B.     Söyleşi - Ümit Yaşar Oğuzcan Anlatıyor[19]

Biraz kül biraz duman o benim işte
Kerem misali yanan o benim işte
İnanma gözlerime ben ben değilim
Beni sevdiğin zaman o benim işte.”

- Biraz kül, biraz duman Ümit Yaşar Oğuzcan, yarın açılacak bir sergiyle (İstanbul Ümit Yaşar Sanat Galerisi) ve 10 Mayıs’ta Şan Tiyatrosu’nda düzenlenen geceyle “ Şiirle 40 Yılı’nı kutluyor. 40yılda, 54 kitap, 117 baskı, 800 bin tiraj... Sanatçının şiirle 40yılını böyle de özetleyebiliriz, “ yaşadığımı yazdım, yazdığımı yaşadım” deyişiyle de... Kırk yılın sonunda Ümit Yaşar Oğuzcan'la karşılıklı konuşuyoruz: özellikle gençlerin dilinden düşmeyen şiirleri “ aşka dair” olduğuna göre, nasıl tanımlıyor aşkı?

“ Aşk ben olmaktan çıkıp, sen olabilmektir.” Bu kısa tanımlamadan sonra aşka dair bir iki ek: “ Belki de ben aşka aşığım... Peki, aşkı bulabildin mi diye sorabilirsiniz. Cevabım şöyle olur: İki kez yakalıyordum ki elimden kaçtı. Üçüncüsünde yakaladım ve evlendim...”

“ Demek ki Ümit Yaşar aşka âşık değil...” diye geçiriyordum ki içimden, o sürdürdü:

"Benim şiir ırmağım üç koldan besleniyor: Sizin aşk şiiri dediğinize ben duygusal şiirler, lirik şiirler diyorum. İkincisi yergi ve taşlama, hiciv şiirleri. Üçüncüsü düşünce ve felsefe yönü ağır basan Rubailer.”

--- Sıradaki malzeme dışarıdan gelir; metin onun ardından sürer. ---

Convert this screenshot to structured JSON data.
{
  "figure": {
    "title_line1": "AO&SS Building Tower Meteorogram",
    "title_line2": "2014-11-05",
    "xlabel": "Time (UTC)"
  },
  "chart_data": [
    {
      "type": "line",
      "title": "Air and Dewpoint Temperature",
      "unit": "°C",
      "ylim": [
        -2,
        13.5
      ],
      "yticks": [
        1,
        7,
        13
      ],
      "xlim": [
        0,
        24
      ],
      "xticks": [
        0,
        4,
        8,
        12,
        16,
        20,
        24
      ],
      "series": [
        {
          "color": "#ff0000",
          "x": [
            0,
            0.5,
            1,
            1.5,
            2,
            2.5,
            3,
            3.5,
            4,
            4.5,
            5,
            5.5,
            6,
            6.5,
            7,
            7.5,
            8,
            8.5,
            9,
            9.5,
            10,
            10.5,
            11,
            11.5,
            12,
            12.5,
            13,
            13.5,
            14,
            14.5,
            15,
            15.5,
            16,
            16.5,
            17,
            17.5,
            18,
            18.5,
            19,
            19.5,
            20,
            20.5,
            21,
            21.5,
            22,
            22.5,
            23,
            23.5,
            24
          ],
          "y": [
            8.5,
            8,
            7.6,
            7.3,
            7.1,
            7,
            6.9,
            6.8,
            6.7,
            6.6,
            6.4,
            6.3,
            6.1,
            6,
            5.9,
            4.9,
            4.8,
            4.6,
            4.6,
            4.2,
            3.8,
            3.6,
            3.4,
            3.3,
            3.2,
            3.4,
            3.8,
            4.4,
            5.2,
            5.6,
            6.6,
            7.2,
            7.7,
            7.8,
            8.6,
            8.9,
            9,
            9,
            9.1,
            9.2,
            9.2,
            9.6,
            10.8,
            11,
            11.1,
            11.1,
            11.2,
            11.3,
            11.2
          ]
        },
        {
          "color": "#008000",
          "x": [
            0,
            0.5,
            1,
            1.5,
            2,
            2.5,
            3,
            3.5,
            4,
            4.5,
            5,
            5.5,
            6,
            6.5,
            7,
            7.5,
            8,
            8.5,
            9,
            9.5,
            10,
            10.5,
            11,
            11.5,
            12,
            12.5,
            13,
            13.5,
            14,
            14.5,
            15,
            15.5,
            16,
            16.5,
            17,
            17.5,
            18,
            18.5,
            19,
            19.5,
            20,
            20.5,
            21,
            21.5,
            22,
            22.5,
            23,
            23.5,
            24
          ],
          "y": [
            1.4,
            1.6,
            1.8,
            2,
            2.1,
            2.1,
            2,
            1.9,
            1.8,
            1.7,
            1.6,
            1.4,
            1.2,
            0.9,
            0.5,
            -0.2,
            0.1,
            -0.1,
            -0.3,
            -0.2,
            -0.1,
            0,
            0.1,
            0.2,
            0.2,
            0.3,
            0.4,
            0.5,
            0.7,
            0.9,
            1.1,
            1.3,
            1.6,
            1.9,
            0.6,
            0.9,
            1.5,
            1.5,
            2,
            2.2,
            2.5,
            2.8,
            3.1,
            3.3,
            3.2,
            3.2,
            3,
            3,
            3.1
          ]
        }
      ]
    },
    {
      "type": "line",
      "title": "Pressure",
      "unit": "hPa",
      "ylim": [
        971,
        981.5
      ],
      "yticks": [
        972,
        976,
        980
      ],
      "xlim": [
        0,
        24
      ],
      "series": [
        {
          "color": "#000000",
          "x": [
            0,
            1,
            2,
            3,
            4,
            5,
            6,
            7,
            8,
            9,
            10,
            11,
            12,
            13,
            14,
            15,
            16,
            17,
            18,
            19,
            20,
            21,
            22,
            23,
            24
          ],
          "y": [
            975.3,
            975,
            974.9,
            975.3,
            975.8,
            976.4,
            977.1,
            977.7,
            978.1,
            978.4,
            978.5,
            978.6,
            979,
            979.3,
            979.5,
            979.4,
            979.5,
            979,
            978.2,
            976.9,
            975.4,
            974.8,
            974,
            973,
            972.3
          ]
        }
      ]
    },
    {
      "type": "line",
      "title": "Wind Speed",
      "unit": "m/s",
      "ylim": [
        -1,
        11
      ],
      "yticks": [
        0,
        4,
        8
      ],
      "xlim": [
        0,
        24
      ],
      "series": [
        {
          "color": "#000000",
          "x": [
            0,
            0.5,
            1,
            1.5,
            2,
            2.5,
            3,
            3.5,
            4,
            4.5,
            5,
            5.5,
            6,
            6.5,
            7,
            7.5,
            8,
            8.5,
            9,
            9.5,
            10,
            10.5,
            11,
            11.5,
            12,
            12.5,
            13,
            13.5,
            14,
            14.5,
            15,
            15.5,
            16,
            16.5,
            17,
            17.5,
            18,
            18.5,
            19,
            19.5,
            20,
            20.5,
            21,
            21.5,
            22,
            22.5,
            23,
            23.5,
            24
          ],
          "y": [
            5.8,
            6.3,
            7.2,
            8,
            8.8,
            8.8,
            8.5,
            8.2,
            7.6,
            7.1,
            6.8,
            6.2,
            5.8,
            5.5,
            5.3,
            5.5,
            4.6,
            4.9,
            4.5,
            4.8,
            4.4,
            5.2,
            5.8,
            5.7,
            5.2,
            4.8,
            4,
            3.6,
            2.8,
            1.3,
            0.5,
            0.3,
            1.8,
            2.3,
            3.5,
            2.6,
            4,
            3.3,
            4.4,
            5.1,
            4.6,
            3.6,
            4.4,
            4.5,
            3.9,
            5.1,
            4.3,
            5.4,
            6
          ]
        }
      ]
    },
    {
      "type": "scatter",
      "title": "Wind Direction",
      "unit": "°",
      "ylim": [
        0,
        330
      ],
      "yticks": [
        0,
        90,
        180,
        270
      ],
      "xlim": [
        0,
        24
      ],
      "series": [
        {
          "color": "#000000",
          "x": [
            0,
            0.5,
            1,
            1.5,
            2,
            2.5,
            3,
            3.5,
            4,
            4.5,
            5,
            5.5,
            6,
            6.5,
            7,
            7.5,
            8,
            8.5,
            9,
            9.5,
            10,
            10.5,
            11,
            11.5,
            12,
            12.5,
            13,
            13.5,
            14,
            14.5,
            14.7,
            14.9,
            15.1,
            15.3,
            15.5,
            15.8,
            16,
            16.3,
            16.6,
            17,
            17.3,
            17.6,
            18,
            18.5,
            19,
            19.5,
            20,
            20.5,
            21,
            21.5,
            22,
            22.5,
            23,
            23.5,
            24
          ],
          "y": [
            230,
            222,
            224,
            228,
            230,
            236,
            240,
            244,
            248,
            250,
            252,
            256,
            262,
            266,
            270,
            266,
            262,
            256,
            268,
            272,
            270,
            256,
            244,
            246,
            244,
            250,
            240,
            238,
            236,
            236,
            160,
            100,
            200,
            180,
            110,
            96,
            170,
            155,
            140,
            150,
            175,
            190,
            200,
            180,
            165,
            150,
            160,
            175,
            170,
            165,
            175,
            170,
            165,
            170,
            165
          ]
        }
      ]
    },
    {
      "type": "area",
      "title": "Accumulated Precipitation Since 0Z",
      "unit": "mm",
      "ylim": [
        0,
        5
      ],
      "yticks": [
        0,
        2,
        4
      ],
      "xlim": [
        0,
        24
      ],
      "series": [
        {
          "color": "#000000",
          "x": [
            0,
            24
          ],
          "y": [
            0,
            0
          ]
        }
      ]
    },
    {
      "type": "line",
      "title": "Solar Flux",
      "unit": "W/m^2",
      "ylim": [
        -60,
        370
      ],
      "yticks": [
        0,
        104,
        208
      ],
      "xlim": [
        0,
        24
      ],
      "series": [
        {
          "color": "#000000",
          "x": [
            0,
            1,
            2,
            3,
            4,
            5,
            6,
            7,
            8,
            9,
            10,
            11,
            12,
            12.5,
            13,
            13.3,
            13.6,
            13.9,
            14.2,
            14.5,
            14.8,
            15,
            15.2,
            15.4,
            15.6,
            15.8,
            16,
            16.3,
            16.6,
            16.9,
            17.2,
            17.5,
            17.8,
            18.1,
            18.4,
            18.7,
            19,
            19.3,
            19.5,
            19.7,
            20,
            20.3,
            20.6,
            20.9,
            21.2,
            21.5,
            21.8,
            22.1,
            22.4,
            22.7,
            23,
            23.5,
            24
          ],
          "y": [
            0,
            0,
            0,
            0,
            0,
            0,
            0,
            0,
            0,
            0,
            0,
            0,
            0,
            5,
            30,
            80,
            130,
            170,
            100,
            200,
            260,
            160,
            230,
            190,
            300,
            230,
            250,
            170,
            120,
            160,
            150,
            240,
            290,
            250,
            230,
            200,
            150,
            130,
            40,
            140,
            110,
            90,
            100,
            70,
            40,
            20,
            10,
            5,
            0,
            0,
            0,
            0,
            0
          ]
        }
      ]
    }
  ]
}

-     Aşka dair şiirleri, dillerden düşmezken, genç kızların, delikanlıların yüreklerini titretirken, mektup olup postalanırken, yastıkların altında saklanırken neden duydu başka şeyler yazma gereksinimini?

“ Özgürlüklerin kısıtlandığı her yerde taşlama başlar. 1956’da böyle bir gereksinme duydum ve giderek geliştirdim. Duygusal şiirler yetmemeye başladı. Bir süre sonra taşlamanın da yetmediğini görünce Rubailere geçtim. Şimdi üçünü bir arada yürütüyorum.

KIRGINLIK... Yeniden aşka dair şiirlere dönüyorum: “ Beni unutma...” ya da “ Sana şiirler okuyacağım, gitme...” diye başlayan yakarışlar, "ölümüm bile o kadın yüzünden olmalı ”ya da “ ...Hadi gel/Nefes almak hüner değil/Seninle ölmek istiyorum” diye biten ölüm özlemi... Çaresizlik, acı çekme: “ Duyarsın/Ta derinden acısını çaresiz kalmışlığın/Sevmek ne imiş bir gün anlarsın.” ... Ya da: “ Bu son aldanışını, son yıkılışım olacak/gelsen de boş artık gelmesen de, ben yoğum...”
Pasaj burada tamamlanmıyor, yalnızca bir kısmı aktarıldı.